Busana uskup untuk keperluan sehari-hari adalah: jubah hitam polos setakat mata kaki (tanpa aksen merah); sabuk sutera ungu; salib pektoral dengan rantai; pileola ungu (opsional); collare ungu (opsional); stocking/kaos kaki hitam. Uskup yang berasal dari tarekat religius dapat mengenakan jubah institusinya. Cincin selalu dikenakan.

Mitra dan Tongkat Gembala

Mitra dan tongkat dapat dikenakan uskup pada berbagai upacara liturgi yang penting.

Pada prinsipnya mitra dikenakan uskup: saat duduk; saat menyampaikan homili; saat menyambut atau menyapa umat; saat berbicara kepada umat; saat menyampaikan ajakan untuk berdoa, kecuali bila sesaat sesudahnya ia harus melepasnya (untuk doa-doa tertentu); saat memberikan berkat meriah kepada umat; saat menerimakan sakramen; dan saat berjalan dalam prosesi.
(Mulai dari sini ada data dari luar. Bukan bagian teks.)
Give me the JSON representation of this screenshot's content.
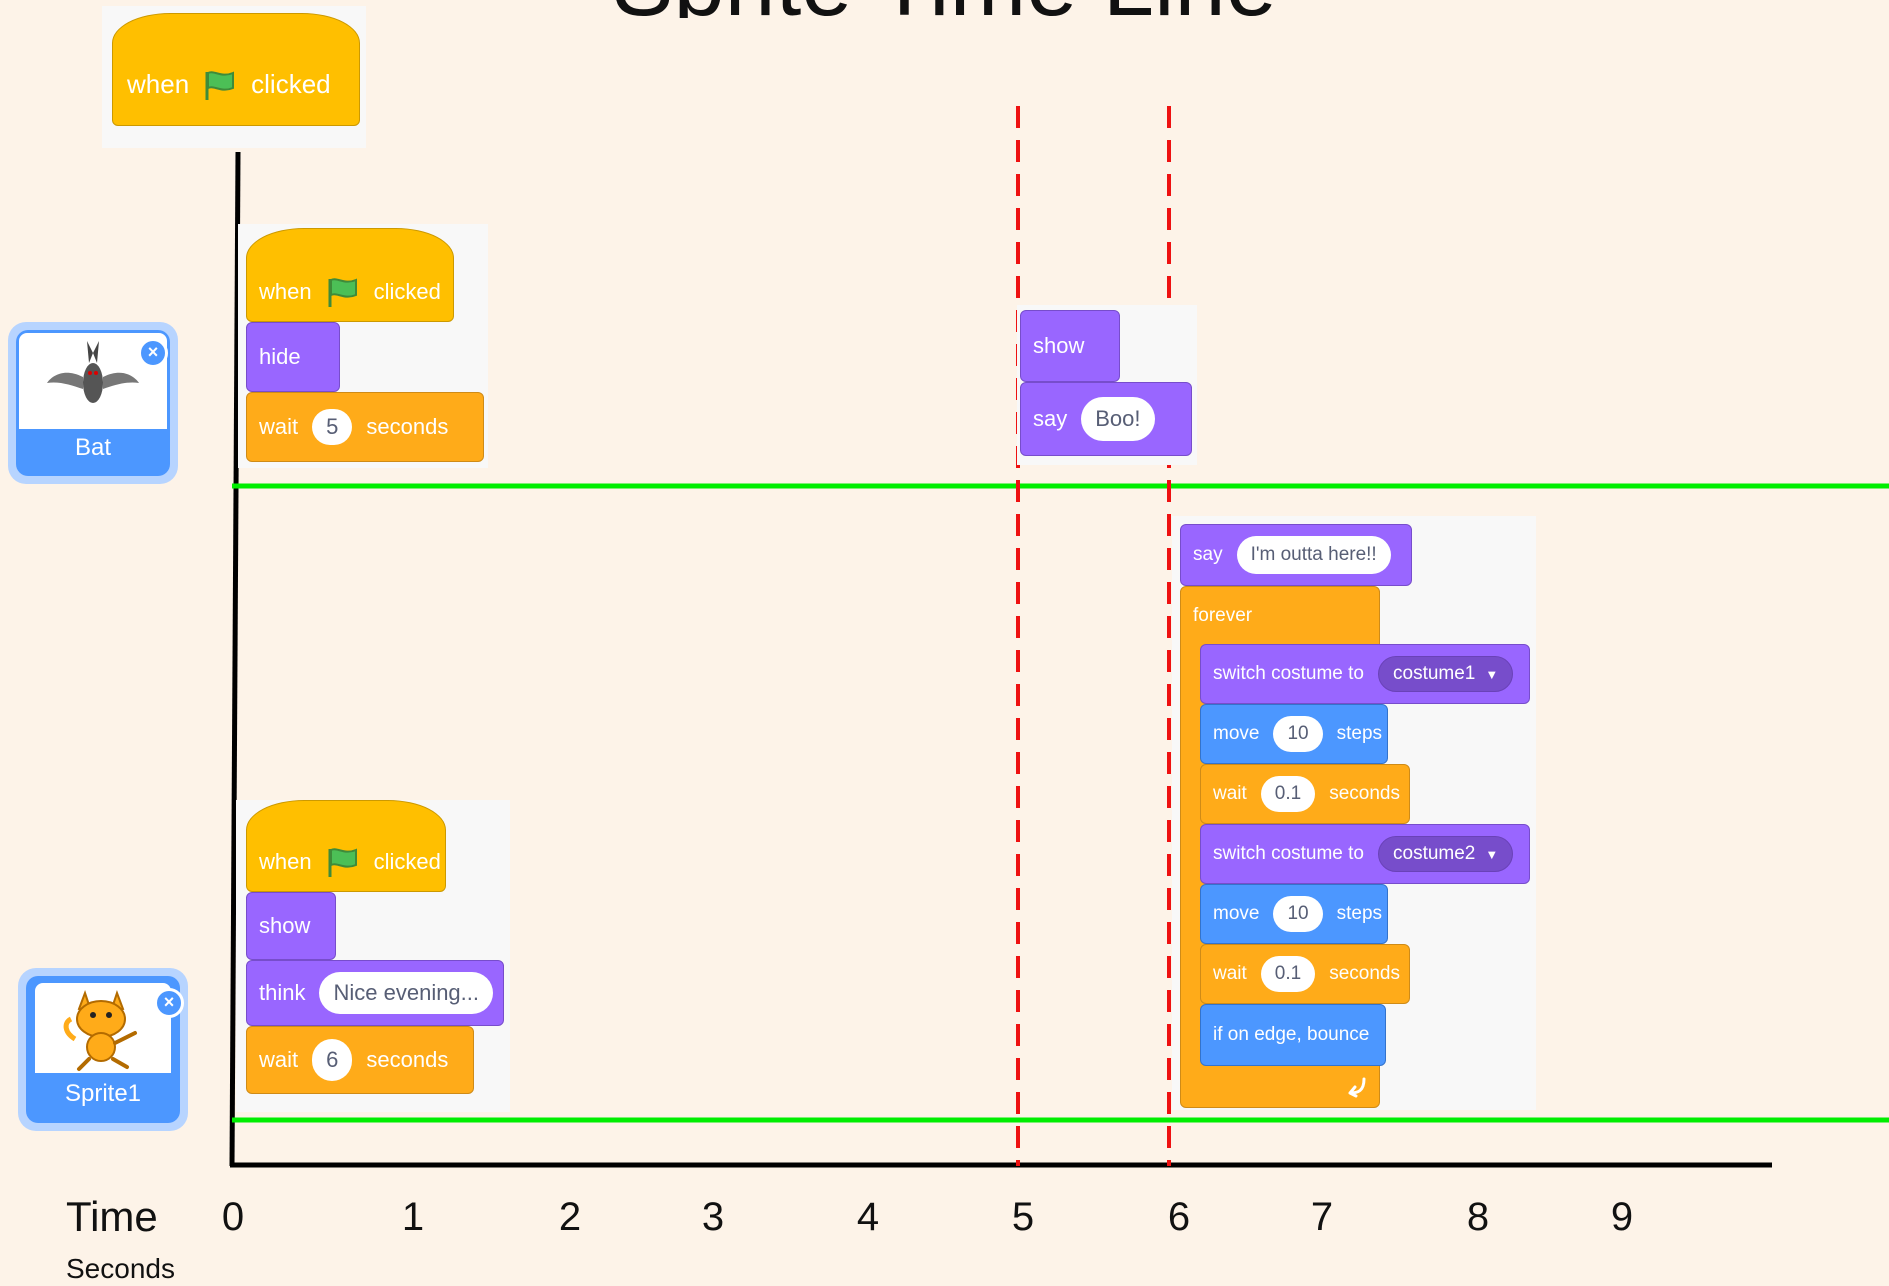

Uskup tidak mengenakan mitra: selama ritus pembuka, doa pembuka, doa persembahan, dan doa sesudah komuni; selama doa umat, doa syukur agung, pembacaan injil, nyanyian yang dilagukan sambil berdiri, prosesi sakramen mahakudus; juga saat sakramen mahakudus ditakhtakan. Uskup tidak perlu menggunakan mitra dan tongkat saat ia berjalan dari satu tempat ke tempat lain yang dekat. Untuk mudahnya, mitra bisa dianalogikan dengan mahkota seorang raja. Raja akan mengenakan mahkotanya saat berhadapan dengan rakyat, tapi tidak saat berhadapan dengan Tuhan (saat berdoa, memimpin doa atau saat Tuhan hadir dalam rupa sakramen mahakudus).

Uskup selalu memegang tongkat dengan tangan kiri (dengan bagian yang melengkung menghadap ke umat) dan memberkati dengan tangan kanan.

Pileola, Mitra dan Tongkat dalam Perayaan Ekaristi

Pileola (topi kecil atau solideo) ungu senantiasa dikenakan uskup dalam berbagai acara liturgis, termasuk misa. Dalam misa, pileola hanya dilepas sesaat sebelum prefasi dimulai dan dikenakan kembali saat uskup duduk setelah komuni selesai.

Dalam misa, mitra dan tongkat mulai dikenakan di sakristi, setelah selesai mengenakan kasula dan pileola. Pada akhir prosesi masuk gereja, sesampainya di panti imam, tongkat diserahkan dan mitra dilepas, kemudian uskup memberikan penghormatan kepada sakramen mahakudus (bila ada, dengan berkutut) dan/atau altar (dengan membungkuk dalam), serta mencium altar bersama-sama dengan diakon (atau imam) yang mendampinginya.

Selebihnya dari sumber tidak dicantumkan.